There are many classes and clubs at both the high school and college level that give students hands on experience.
Some of the activities offer an instant impact.
In just over a month multiple high schools and colleges will all compete to see who can build and drive a car the farthest using the fewest resources including gas.
Not only is it a tough task challenging students’ design and engineering skills, but it’s an issue car makers have been fighting for decades.
When going on spring break in the upcoming weeks or the next time you are in a car think about how nice it would be to not have to worry about gas prices or stopping to fuel up; instead incredible fuel efficiency would power your journey.
Students at Rose-Hulman say the cars may not be practical yet, but that’s what these competitions are for.

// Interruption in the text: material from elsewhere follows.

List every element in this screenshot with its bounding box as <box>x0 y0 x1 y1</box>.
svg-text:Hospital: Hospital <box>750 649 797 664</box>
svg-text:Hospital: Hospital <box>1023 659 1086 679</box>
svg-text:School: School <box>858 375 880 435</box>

At the national competition in Detroit, high schools will also be competing, which includes the Golden Arrows of Sullivan High School.

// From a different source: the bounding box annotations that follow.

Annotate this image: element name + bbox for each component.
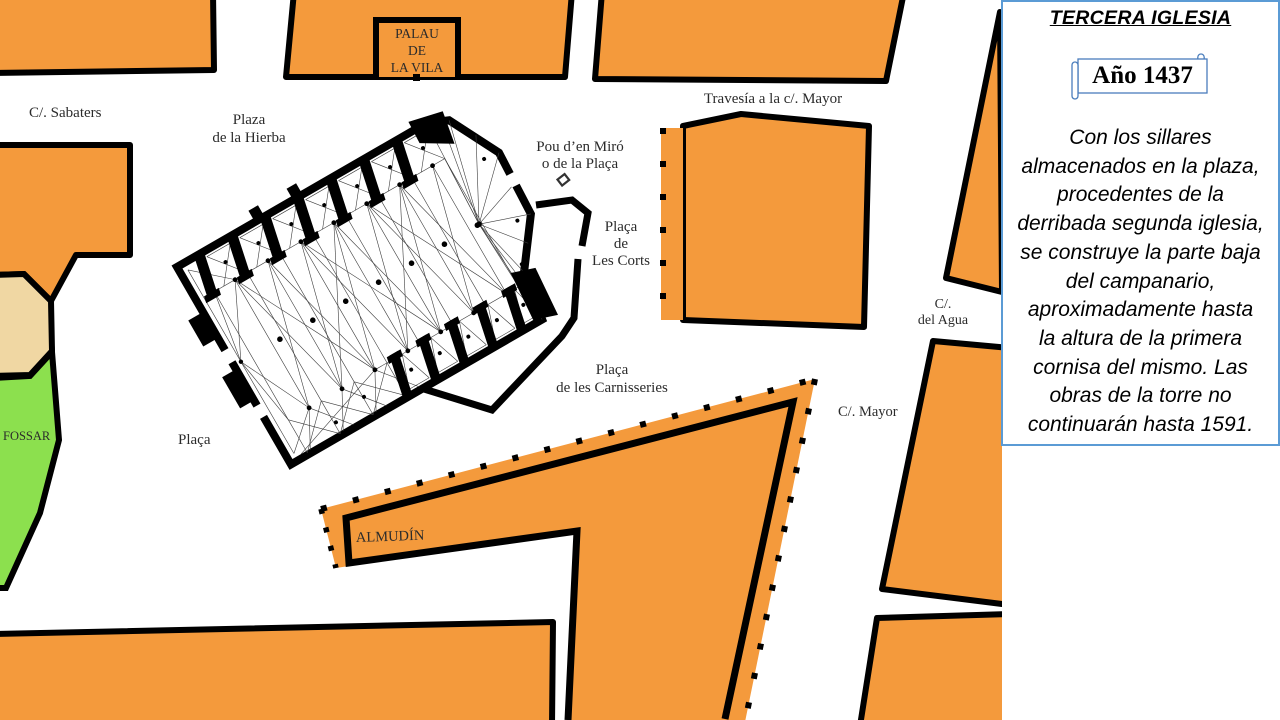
svg-text:de la Hierba: de la Hierba	[212, 130, 286, 146]
svg-text:Plaça: Plaça	[605, 219, 638, 235]
svg-text:o de la Plaça: o de la Plaça	[542, 156, 619, 172]
svg-text:ALMUDÍN: ALMUDÍN	[356, 527, 426, 546]
svg-text:Travesía a la c/. Mayor: Travesía a la c/. Mayor	[704, 91, 842, 107]
svg-text:C/. Mayor: C/. Mayor	[838, 404, 898, 420]
svg-text:DE: DE	[408, 43, 426, 58]
svg-text:Plaça: Plaça	[178, 432, 211, 448]
svg-text:Pou d’en Miró: Pou d’en Miró	[536, 139, 624, 155]
svg-text:de: de	[614, 236, 629, 252]
svg-text:del Agua: del Agua	[918, 313, 969, 328]
svg-text:de les Carnisseries: de les Carnisseries	[556, 380, 668, 396]
svg-text:LA VILA: LA VILA	[391, 60, 444, 75]
svg-text:C/.: C/.	[935, 297, 952, 312]
svg-text:C/. Sabaters: C/. Sabaters	[29, 105, 102, 121]
svg-text:Plaça: Plaça	[596, 362, 629, 378]
svg-text:PALAU: PALAU	[395, 26, 439, 41]
svg-text:FOSSAR: FOSSAR	[3, 429, 51, 443]
svg-text:Plaza: Plaza	[233, 112, 266, 128]
svg-text:Les Corts: Les Corts	[592, 253, 650, 269]
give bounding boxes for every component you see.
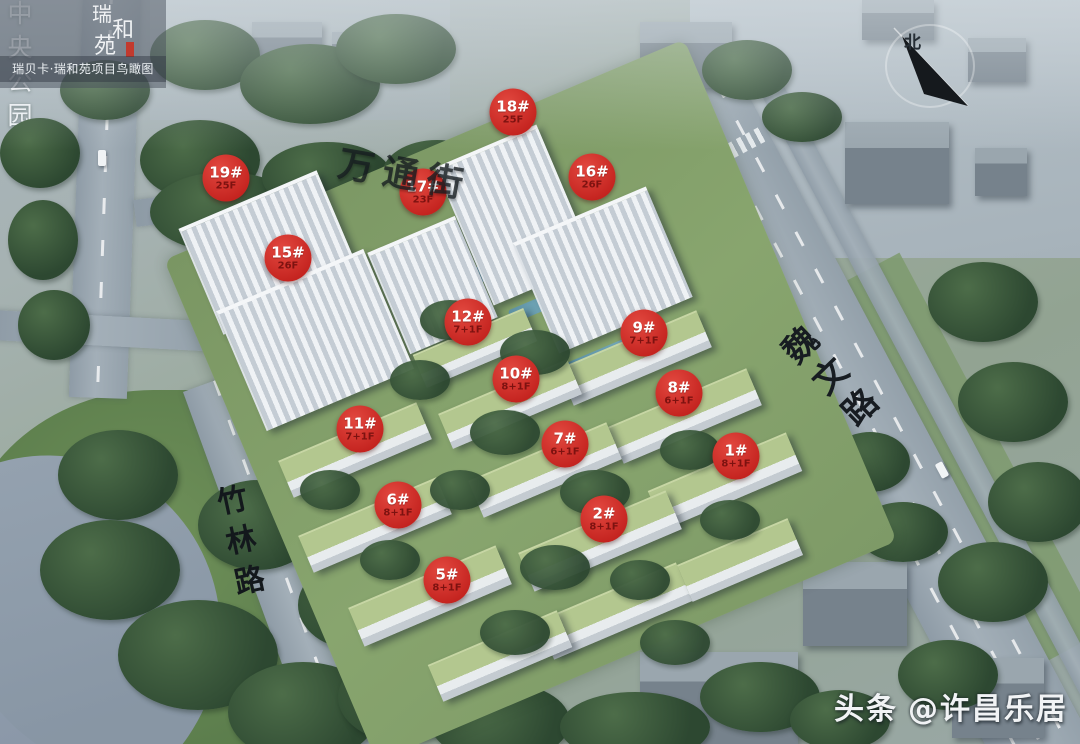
red-seal-icon <box>126 42 134 57</box>
marker-building-number: 11# <box>343 415 376 432</box>
compass: 北 <box>872 4 988 120</box>
building-marker-12: 12#7+1F <box>445 299 492 346</box>
marker-building-number: 19# <box>209 164 242 181</box>
marker-building-number: 5# <box>435 566 458 583</box>
marker-building-number: 15# <box>271 244 304 261</box>
marker-building-number: 8# <box>667 379 690 396</box>
marker-floor-count: 8+1F <box>432 583 461 594</box>
building-marker-8: 8#6+1F <box>656 370 703 417</box>
marker-building-number: 2# <box>592 505 615 522</box>
building-marker-1: 1#8+1F <box>713 433 760 480</box>
building-marker-18: 18#25F <box>490 89 537 136</box>
building-marker-7: 7#6+1F <box>542 421 589 468</box>
north-arrow-icon <box>872 4 988 120</box>
marker-floor-count: 8+1F <box>501 382 530 393</box>
marker-floor-count: 7+1F <box>453 325 482 336</box>
north-label: 北 <box>904 28 921 53</box>
marker-floor-count: 8+1F <box>383 508 412 519</box>
marker-floor-count: 8+1F <box>721 459 750 470</box>
marker-building-number: 1# <box>724 442 747 459</box>
marker-floor-count: 25F <box>216 181 237 192</box>
logo-char: 苑 <box>94 36 116 58</box>
marker-floor-count: 26F <box>582 180 603 191</box>
watermark-source: 头条 <box>834 692 898 727</box>
building-marker-10: 10#8+1F <box>493 356 540 403</box>
marker-building-number: 9# <box>632 319 655 336</box>
marker-floor-count: 26F <box>278 261 299 272</box>
watermark: 头条@许昌乐居 <box>834 684 1068 728</box>
building-marker-16: 16#26F <box>569 154 616 201</box>
aerial-rendering: 18#25F19#25F17#23F16#26F15#26F12#7+1F9#7… <box>0 0 1080 744</box>
watermark-account: @许昌乐居 <box>908 692 1068 727</box>
project-caption: 瑞贝卡·瑞和苑项目鸟瞰图 <box>0 56 166 82</box>
logo-calligraphy: 瑞 和 苑 <box>0 0 166 56</box>
building-marker-19: 19#25F <box>203 155 250 202</box>
marker-building-number: 6# <box>386 491 409 508</box>
building-marker-6: 6#8+1F <box>375 482 422 529</box>
building-marker-2: 2#8+1F <box>581 496 628 543</box>
marker-building-number: 16# <box>575 163 608 180</box>
building-marker-11: 11#7+1F <box>337 406 384 453</box>
marker-floor-count: 6+1F <box>550 447 579 458</box>
marker-building-number: 12# <box>451 308 484 325</box>
marker-building-number: 7# <box>553 430 576 447</box>
marker-building-number: 10# <box>499 365 532 382</box>
marker-floor-count: 8+1F <box>589 522 618 533</box>
marker-building-number: 18# <box>496 98 529 115</box>
marker-floor-count: 25F <box>503 115 524 126</box>
marker-floor-count: 7+1F <box>629 336 658 347</box>
building-marker-15: 15#26F <box>265 235 312 282</box>
logo-char: 瑞 <box>92 4 112 24</box>
building-marker-5: 5#8+1F <box>424 557 471 604</box>
project-logo-plate: 瑞 和 苑 瑞贝卡·瑞和苑项目鸟瞰图 <box>0 0 166 88</box>
marker-floor-count: 6+1F <box>664 396 693 407</box>
building-marker-9: 9#7+1F <box>621 310 668 357</box>
marker-floor-count: 7+1F <box>345 432 374 443</box>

The arrows tune their tools for that weekend, not only gaining more experience for the work field. But also to add more hardware to the collection.
For a few in the program, their plans after high school are not in the automotive field junior Jakob Barney hoped to become a doctor, but after wrenching on the car, he is leaning towards something in both fields. No matter his choice, being in the club teaches skills beneficial to any career path.
“This just taught years of problem solving skills. How to determine a problem how to fix it, how to come up with the best solution to make something better,” says Barney.
Rose-Hulman works with sponsors which helps them fund their team, while Sullivan High School’s budget relies mainly on local community donations.